I have seen several women on TikTok come forth and profess struggles similar to mine while taking the pill. I was heartbroken by the amount of invalidation I saw she received in the comments. Many women claimed she was “spreading false information,” and instilling fear in young women interested in taking the pill.

“I noticed since getting on the pill that my mental health was definitely getting worse, and I didn’t think it was due to the pill until I heard of other people with similar symptoms. I started having breakdowns over the smallest things and [was] just constantly crying,” stated a current senior at PV who has taken the birth control pill.

I spoke to a friend of my mother, Suzanne Temple, who works to help women prevent pregnancy using natural fertility markers. She is a certified Creighton instructor who coaches women who do not want to use artificial birth control methods. “The Creighton method is a natural alternative to artificial birth control.
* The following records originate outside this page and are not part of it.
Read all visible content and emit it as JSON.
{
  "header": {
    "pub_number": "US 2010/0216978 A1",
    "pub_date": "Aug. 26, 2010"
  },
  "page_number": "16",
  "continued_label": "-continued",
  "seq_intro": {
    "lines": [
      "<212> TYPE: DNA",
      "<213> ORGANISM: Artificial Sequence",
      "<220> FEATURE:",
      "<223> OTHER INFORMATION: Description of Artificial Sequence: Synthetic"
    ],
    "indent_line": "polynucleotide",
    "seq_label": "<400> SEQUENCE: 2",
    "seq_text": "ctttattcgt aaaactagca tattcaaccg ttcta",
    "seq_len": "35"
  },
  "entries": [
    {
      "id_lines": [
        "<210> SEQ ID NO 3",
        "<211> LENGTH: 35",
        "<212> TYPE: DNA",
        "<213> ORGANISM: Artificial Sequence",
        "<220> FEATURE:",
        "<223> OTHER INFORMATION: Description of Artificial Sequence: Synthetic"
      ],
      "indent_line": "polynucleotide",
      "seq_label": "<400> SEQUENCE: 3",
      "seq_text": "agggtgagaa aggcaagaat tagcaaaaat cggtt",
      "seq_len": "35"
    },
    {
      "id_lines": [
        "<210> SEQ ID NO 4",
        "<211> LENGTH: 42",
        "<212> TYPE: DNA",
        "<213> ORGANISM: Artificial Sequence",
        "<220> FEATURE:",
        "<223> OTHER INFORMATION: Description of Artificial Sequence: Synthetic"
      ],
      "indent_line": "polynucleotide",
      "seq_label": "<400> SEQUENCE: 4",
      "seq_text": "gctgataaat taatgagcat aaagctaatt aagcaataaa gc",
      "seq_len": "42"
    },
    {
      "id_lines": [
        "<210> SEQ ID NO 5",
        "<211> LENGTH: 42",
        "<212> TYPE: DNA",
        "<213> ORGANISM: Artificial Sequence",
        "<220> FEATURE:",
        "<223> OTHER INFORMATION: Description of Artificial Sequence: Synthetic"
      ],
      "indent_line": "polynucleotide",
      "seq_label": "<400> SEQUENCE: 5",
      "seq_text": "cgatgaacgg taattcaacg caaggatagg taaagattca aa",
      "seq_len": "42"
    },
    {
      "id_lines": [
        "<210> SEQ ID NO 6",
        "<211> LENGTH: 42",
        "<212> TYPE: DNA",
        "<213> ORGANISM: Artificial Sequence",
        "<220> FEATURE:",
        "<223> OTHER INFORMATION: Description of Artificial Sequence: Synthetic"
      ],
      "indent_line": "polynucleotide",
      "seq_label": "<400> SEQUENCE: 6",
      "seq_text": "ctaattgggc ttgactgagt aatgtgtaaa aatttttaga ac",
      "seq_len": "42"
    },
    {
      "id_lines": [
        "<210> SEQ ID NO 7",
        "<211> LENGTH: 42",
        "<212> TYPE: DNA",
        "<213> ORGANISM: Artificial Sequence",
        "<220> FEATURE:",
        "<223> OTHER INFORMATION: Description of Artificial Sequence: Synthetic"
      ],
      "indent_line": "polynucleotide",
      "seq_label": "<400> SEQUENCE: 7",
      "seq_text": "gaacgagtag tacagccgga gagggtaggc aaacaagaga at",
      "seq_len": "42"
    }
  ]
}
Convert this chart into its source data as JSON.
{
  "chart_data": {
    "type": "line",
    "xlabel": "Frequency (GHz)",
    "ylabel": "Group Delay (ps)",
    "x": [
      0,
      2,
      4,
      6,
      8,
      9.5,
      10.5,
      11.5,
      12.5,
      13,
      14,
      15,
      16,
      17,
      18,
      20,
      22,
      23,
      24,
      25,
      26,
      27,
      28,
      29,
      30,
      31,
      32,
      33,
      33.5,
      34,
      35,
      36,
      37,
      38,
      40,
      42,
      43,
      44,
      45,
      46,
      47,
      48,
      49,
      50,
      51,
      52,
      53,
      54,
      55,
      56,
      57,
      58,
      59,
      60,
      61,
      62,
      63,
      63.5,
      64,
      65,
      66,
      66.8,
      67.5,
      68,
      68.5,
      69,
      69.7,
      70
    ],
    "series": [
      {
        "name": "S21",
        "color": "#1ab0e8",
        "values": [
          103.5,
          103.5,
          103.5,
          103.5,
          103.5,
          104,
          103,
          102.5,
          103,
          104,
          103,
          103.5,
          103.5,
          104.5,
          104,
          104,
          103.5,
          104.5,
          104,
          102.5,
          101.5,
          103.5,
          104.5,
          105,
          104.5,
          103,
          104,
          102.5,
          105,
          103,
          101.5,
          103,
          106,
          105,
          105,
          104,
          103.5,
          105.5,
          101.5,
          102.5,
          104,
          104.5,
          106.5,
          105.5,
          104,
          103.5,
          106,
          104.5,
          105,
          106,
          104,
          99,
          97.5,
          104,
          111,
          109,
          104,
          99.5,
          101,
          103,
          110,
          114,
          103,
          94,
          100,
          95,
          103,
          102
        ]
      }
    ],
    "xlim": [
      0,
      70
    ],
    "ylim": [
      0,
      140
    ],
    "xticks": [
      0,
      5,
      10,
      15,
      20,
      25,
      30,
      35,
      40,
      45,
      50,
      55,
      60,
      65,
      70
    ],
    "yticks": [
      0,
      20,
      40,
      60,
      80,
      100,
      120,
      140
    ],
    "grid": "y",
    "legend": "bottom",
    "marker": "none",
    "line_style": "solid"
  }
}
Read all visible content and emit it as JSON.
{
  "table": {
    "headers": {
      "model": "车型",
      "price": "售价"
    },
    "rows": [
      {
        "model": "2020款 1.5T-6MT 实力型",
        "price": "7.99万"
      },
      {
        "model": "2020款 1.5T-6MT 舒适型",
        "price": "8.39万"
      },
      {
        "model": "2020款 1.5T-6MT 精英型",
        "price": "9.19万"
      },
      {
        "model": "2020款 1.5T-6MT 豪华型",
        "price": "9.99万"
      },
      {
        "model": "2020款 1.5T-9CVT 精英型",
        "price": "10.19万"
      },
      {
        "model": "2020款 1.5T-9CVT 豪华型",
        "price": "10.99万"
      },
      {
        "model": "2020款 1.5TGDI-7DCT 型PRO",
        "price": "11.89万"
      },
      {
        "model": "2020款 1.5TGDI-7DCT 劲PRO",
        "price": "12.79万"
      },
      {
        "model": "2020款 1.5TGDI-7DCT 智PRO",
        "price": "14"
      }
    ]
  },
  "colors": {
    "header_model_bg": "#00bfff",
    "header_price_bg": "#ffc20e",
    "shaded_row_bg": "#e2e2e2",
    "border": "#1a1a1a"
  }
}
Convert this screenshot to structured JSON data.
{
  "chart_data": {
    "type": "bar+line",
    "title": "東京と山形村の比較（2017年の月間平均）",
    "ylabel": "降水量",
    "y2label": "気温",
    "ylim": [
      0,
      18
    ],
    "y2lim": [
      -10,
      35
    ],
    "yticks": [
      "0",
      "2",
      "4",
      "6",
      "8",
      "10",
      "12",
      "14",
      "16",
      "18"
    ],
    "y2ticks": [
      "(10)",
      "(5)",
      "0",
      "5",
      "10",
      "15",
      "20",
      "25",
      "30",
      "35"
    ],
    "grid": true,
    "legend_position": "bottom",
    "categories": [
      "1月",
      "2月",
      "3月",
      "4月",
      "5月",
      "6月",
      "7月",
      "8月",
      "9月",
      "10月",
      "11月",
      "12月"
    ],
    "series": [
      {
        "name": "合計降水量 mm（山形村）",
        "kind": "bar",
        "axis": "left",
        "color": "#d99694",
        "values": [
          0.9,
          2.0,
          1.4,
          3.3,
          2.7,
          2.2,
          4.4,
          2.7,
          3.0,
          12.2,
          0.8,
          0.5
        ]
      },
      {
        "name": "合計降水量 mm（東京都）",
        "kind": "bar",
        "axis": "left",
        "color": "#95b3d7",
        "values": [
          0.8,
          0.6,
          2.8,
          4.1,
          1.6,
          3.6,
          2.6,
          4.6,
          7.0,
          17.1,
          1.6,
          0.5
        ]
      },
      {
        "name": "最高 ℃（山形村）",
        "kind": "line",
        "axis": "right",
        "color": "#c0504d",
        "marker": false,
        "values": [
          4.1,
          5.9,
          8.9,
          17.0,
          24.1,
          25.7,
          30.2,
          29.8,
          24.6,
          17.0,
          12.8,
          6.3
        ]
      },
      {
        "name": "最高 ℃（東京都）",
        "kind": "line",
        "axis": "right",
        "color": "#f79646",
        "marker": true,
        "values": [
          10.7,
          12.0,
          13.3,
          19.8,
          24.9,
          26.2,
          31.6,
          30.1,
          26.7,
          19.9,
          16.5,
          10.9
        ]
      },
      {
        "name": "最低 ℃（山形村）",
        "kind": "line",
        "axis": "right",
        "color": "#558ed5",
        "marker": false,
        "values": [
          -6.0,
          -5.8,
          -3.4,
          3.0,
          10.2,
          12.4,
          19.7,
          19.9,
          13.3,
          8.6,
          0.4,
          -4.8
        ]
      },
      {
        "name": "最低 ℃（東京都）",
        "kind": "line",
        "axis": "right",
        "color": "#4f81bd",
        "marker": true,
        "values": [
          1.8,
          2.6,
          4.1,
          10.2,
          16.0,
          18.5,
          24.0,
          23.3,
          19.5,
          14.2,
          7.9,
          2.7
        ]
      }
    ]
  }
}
It is equally effective and has no side effects. Many women experience side effects from oral contraceptives. Oral contraceptives are artificial hormones that affect everything in a woman’s body from her fertility to her bone density to her mood. Some women experience depression and or other mood disorders when taking oral contraceptives. For these women, Creighton and other natural methods of family planning offer a side effect free alternative,” she reported.

The effects of the pill, or any medicine, are different for everyone. There is no right or wrong. How you feel is how you feel. In my opinion, everyone should be granted the opportunity to do what they believe is beneficial for their body. If this means going on birth control pills, I hope they do and it is successful for them.

What I will not stand for is people undermining other people’s life experiences and even going so far as invalidating them. I wish society could understand that though it does not happen to many, depression while on the pill is a real and life-threatening side effect.. I loved the physical benefits of the pill, but the mental toll it took on me was one of the hardest and life-threatening battles I have ever faced in my entire life.

Annette McDermott from Healthline reports, “A pilot study showed that depression is the most common reason women stop using birth control pills. It also found women using combination birth control pills were ‘significantly more depressed’ than a similar group of women not taking the pills.”

Throwing the pills away and watching them fall to the bottom of the trash was the most liberating moment. I was free. My mind was clear. I was going to live. I was going to be okay. I was going to be me, Azzy Brown, once again. For good this time.